Anladım o zaman kim iyileştirecek beni. O kadını bulmalıydım tekrar en uzun gece bitmeden. Nereye gideceğimi bilmeden yürüdüm. En ufak bir fikrim yoktu. Ama bana ‘’Gel,’’ demişti.’’ Söylerim sana.’’ Demek beni bekliyordu bunca zamandır. Her şey iyi olacaktı. Beni iyileştirecek, bu boğucu sisin içinden çekip çıkaracaktı.
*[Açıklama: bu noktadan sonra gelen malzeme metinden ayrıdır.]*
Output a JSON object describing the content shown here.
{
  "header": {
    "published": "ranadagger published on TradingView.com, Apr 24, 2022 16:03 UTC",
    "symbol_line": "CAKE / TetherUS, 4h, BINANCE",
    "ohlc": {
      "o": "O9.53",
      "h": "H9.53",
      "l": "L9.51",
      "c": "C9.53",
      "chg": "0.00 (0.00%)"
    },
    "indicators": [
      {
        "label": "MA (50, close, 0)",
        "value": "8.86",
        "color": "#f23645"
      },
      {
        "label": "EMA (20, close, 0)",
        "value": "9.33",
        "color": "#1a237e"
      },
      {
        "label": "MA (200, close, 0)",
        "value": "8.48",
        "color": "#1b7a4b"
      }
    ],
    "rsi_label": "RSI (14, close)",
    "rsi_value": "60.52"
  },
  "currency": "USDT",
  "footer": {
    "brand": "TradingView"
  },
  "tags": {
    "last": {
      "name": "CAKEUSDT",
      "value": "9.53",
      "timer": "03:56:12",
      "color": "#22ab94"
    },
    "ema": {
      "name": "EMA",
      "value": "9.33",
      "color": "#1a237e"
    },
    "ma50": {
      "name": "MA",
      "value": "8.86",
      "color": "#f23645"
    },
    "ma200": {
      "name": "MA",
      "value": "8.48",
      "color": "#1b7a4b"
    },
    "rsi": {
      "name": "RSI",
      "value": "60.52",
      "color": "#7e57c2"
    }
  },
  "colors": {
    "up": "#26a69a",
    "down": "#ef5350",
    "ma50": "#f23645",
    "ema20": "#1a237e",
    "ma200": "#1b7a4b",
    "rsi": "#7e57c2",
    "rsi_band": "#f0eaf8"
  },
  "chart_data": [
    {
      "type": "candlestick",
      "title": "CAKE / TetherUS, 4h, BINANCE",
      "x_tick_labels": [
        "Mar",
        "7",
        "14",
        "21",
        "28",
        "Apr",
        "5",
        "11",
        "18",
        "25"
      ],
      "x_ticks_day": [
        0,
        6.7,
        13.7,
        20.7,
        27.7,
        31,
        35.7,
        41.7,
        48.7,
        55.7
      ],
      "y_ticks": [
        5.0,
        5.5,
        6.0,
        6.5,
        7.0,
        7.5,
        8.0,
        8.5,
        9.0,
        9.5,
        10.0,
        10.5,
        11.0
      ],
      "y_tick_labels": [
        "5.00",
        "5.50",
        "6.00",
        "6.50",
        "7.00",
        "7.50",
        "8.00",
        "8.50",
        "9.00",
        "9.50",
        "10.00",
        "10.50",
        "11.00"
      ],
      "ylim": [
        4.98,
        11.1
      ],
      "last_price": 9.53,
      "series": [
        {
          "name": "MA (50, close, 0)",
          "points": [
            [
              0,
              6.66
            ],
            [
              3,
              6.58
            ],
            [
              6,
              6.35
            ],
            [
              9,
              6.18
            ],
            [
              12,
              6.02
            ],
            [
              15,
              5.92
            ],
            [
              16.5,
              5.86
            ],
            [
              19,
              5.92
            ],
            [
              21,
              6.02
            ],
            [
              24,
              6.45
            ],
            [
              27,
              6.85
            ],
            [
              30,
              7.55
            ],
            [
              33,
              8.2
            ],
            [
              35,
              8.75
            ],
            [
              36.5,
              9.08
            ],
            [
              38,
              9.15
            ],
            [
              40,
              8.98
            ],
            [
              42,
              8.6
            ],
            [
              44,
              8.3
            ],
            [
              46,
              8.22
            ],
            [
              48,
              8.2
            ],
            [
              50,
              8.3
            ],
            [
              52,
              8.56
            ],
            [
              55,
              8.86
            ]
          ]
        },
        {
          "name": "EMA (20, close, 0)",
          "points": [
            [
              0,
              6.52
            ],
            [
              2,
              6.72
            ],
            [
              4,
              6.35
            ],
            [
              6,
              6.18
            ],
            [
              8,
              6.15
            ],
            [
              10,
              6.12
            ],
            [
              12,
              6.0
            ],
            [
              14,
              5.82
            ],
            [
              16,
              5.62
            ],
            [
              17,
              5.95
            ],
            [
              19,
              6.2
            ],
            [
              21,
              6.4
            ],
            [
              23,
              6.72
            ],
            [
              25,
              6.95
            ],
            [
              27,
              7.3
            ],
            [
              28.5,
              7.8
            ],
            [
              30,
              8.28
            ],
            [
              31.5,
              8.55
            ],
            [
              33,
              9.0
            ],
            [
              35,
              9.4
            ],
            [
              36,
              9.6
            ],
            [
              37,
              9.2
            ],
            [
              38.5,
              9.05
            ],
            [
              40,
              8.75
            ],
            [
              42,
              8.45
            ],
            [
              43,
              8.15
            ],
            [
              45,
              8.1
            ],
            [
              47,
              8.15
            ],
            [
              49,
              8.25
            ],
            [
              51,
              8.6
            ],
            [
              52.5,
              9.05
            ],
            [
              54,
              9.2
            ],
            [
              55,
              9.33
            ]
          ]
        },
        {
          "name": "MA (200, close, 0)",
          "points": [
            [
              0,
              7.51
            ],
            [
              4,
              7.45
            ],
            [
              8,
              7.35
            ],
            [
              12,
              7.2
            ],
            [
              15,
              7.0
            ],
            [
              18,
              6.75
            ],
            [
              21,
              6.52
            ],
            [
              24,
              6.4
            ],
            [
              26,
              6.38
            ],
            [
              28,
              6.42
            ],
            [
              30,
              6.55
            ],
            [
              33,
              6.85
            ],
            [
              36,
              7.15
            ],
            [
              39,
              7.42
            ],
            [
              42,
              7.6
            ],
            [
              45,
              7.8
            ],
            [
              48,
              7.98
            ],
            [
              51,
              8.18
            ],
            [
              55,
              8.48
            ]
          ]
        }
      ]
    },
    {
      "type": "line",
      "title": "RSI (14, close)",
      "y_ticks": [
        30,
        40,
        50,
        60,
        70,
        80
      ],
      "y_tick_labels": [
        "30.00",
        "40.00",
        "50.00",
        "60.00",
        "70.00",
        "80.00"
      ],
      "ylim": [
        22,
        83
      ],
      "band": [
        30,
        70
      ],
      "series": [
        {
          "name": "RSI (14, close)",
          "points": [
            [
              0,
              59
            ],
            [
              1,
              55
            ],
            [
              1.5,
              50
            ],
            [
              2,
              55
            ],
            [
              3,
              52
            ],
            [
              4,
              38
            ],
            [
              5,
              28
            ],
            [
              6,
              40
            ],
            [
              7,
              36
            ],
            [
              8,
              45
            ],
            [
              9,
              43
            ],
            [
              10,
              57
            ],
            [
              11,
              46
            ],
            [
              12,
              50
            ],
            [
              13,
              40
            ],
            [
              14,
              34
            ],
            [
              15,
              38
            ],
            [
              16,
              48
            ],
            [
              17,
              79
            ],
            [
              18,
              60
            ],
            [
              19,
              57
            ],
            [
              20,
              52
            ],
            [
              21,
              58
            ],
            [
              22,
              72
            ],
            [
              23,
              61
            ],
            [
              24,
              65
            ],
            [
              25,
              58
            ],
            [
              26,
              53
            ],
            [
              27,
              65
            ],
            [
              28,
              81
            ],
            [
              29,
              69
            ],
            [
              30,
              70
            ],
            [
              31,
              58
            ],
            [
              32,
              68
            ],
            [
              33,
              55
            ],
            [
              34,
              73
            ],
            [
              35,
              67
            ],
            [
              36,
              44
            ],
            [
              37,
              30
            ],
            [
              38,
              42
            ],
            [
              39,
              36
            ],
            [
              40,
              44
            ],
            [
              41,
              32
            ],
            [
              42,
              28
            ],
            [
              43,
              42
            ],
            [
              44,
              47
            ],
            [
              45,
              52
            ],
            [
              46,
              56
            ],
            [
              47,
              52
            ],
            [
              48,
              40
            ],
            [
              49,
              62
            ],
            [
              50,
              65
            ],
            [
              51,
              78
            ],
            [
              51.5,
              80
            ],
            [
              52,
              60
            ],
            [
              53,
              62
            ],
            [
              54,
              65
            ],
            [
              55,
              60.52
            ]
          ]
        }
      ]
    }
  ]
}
Yürüdüm sokaklarda bir ipucu arayarak. Kar yağıyordu. Ayağımın altında ezildiler. Sonra garip bir his doğdu içime, bu sefer göreceğimi biliyordum. Ardımda tek bir ayak izi, öylesine belirgin. Hemen süzüldüm oraya. İz değişti, kocaman bir B harfine dönüştü. Bana gönderdiği ipucu olmalıydı bu. Kafama iyice kazıdım. Sonra açlıkla etrafıma bakmaya devam ettim devamı gelir mi diye. Yeşil eve bakmaya çekiniyordum. Ağaçlar hışırdayıp duruyordu kar gibi durgun gecede. Yaklaştım yanlarına ayaklarım tedirgin. Tam o anda lamba yandı, sarı ışığı vurdu ağacın yüzüne, sonra değişti yapraklar. Nefes bile almadım.Büyük bir E harfi. Kalbim sıkıştı. Çok az kalmıştı, hissediyordum. Dönüp mavi eve baktım. Oda bir ipucu verecek miydi bana? Umudum yaklaştıkça daha da arttı. Çünkü her zaman kapalı olan alt kat panjurları sonuna dek açılmıştı. Sokak yansıyordu camından. Ardında beyaz tül perdeler. Kendi yüzümü gördüm önce. Sonra cama nefesim vurdu.Yüzüm dağılıp gitti. Biri parmağıyla yazar gibi harf oluştu buğuda. Büyük bir N. B-E-N. Ben diyordu ipucu. ‘’Sen kimsin?’’ dedim. Değişti harf. Kendimi gördüm yeniden. Saçlarım kadifeden ipekli. Dehşetle geriye kaçtım. Ben dedi yüz. Gülümsedi bana. Tül perdeler salınıyordu yüzünde. Koynunda el kadar tren. Ağzı kıpırdadı. Ama tüm yüzü konuşuyordu sanki. Ben diyordu. Kim olduğunu söylemiyordu. Göremiyordum bende. Harfler uçuşuyordu yüzünde. Ben diyordu yalnızca. Ağzı, gözü, burnu, kaşları hepsi birden ben diyorlardı. En çok ta saçları. Kadifeden ipekli. Ben, ben, ben. Neden göstermiyordu kim olduğunu? Neden daha açık konuşmuyordu? Bilmiyor muydu ben, ben hasta bir adamım.